The future of e-commerce within China cannot be separated from the quality of China’s logistics industry. Unfortunately, the latter is still in shoddy shape.
“The experience of the consumers is determined by logistics,” said Taobao Chief Financial Officer Daniel Zhang, speaking at a press conference in Beijing. When shipments arrive late and broken, trust in e-commerce itself is damaged.
The press conference occurred in January, and its purpose was to announce Alibaba’s plans to take a more active role in solving the problem. The group wants to spend US$1.51 billion on logistics, and raise another US$3.04 billion from as-yet-unnamed partners. Investments will focus on building warehouses, but will also target other selected logistics segments.
“Because everything [related to logistics] is lousy in China, the opportunity is great,” group chairman Jack Ma said to his audience of logistics CEOs, trying to rally them to the cause. He forecast that growth in the logistics sector would be “unimaginable.”
Ma and other managers emphasized that Alibaba does not want to compete with logistics companies; it would much rather train up reliable partners, and let them use its information network and new warehouses to improve services.
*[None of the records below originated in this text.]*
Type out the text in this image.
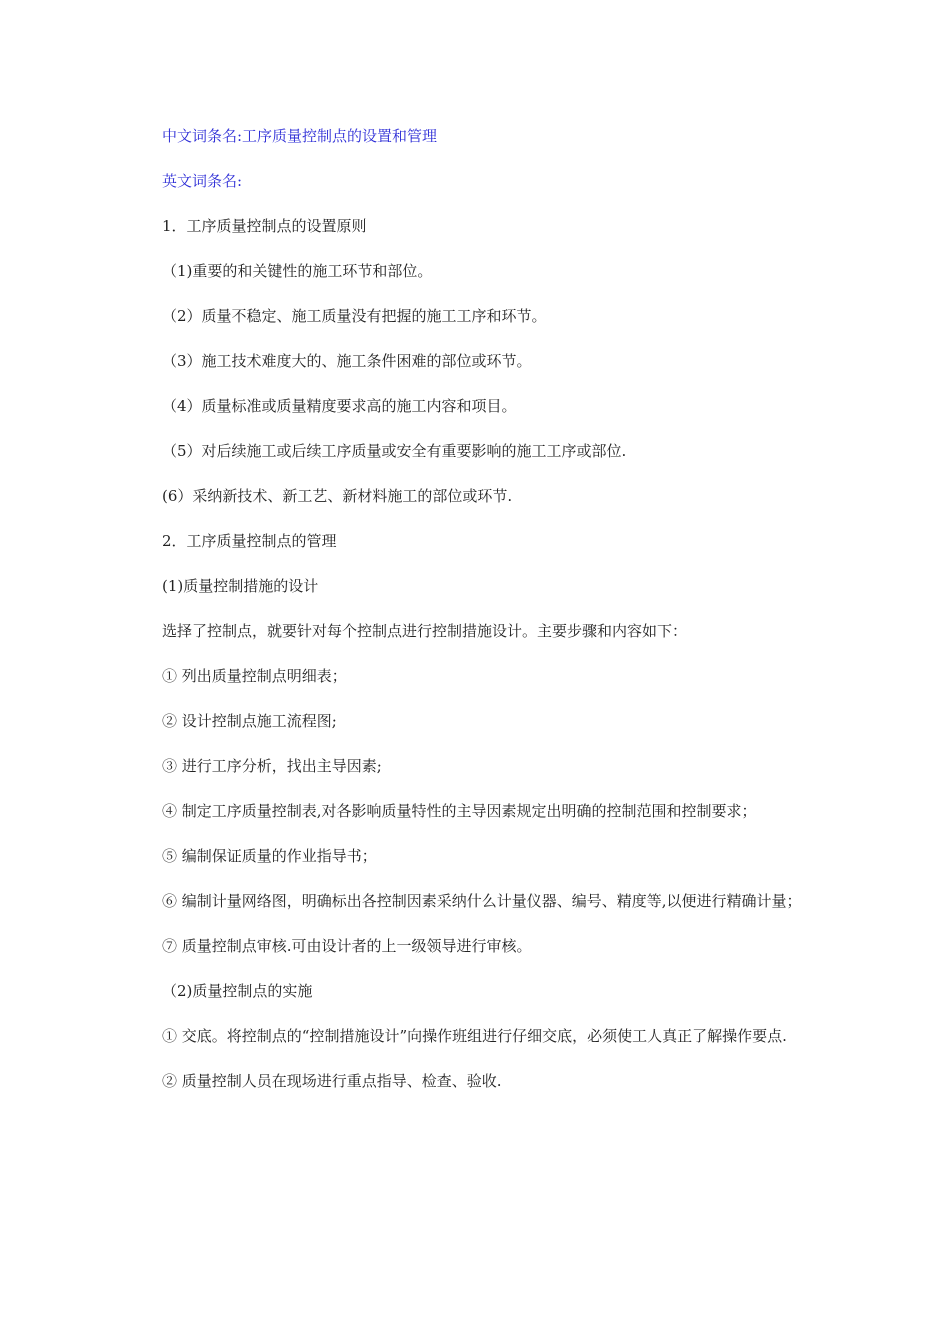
中文词条名:工序质量控制点的设置和管理
英文词条名:
1．工序质量控制点的设置原则
（1)重要的和关键性的施工环节和部位。
（2）质量不稳定、施工质量没有把握的施工工序和环节。
（3）施工技术难度大的、施工条件困难的部位或环节。
（4）质量标准或质量精度要求高的施工内容和项目。
（5）对后续施工或后续工序质量或安全有重要影响的施工工序或部位.
(6）采纳新技术、新工艺、新材料施工的部位或环节.
2．工序质量控制点的管理
(1)质量控制措施的设计
选择了控制点，就要针对每个控制点进行控制措施设计。主要步骤和内容如下：
① 列出质量控制点明细表；
② 设计控制点施工流程图;
③ 进行工序分析，找出主导因素;
④ 制定工序质量控制表,对各影响质量特性的主导因素规定出明确的控制范围和控制要求；
⑤ 编制保证质量的作业指导书；
⑥ 编制计量网络图，明确标出各控制因素采纳什么计量仪器、编号、精度等,以便进行精确计量；
⑦ 质量控制点审核.可由设计者的上一级领导进行审核。
（2)质量控制点的实施
① 交底。将控制点的“控制措施设计”向操作班组进行仔细交底，必须使工人真正了解操作要点.
② 质量控制人员在现场进行重点指导、检查、验收.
Several logistics providers that asked not to be named complained to China Economic Review that Alibaba is pushing exclusive contracts that lock them out of working with other e-commerce companies. But given the sheer volume of business the group is generating, Alibaba will likely find some eager to pass beneath the yoke.
Taobao processes five million orders a day on average; during a recent one-day promotional event on Taobao Mall, 21 million shoppers purchased more than US$146 million worth of goods. The unexpected volume caused the payment system to temporarily freeze, and many merchants struggled to fulfill orders in the aftermath.
Better logistics is a necessity, but Alibaba’s management appears to hope it is a temporary one.
“We are putting our money in to show people this business is a viable business,” said Zeng Ming, head of strategy for the Alibaba Group. “After that we believe there will be many more willing to copy us … Who knows, maybe we will exit this sector one day.”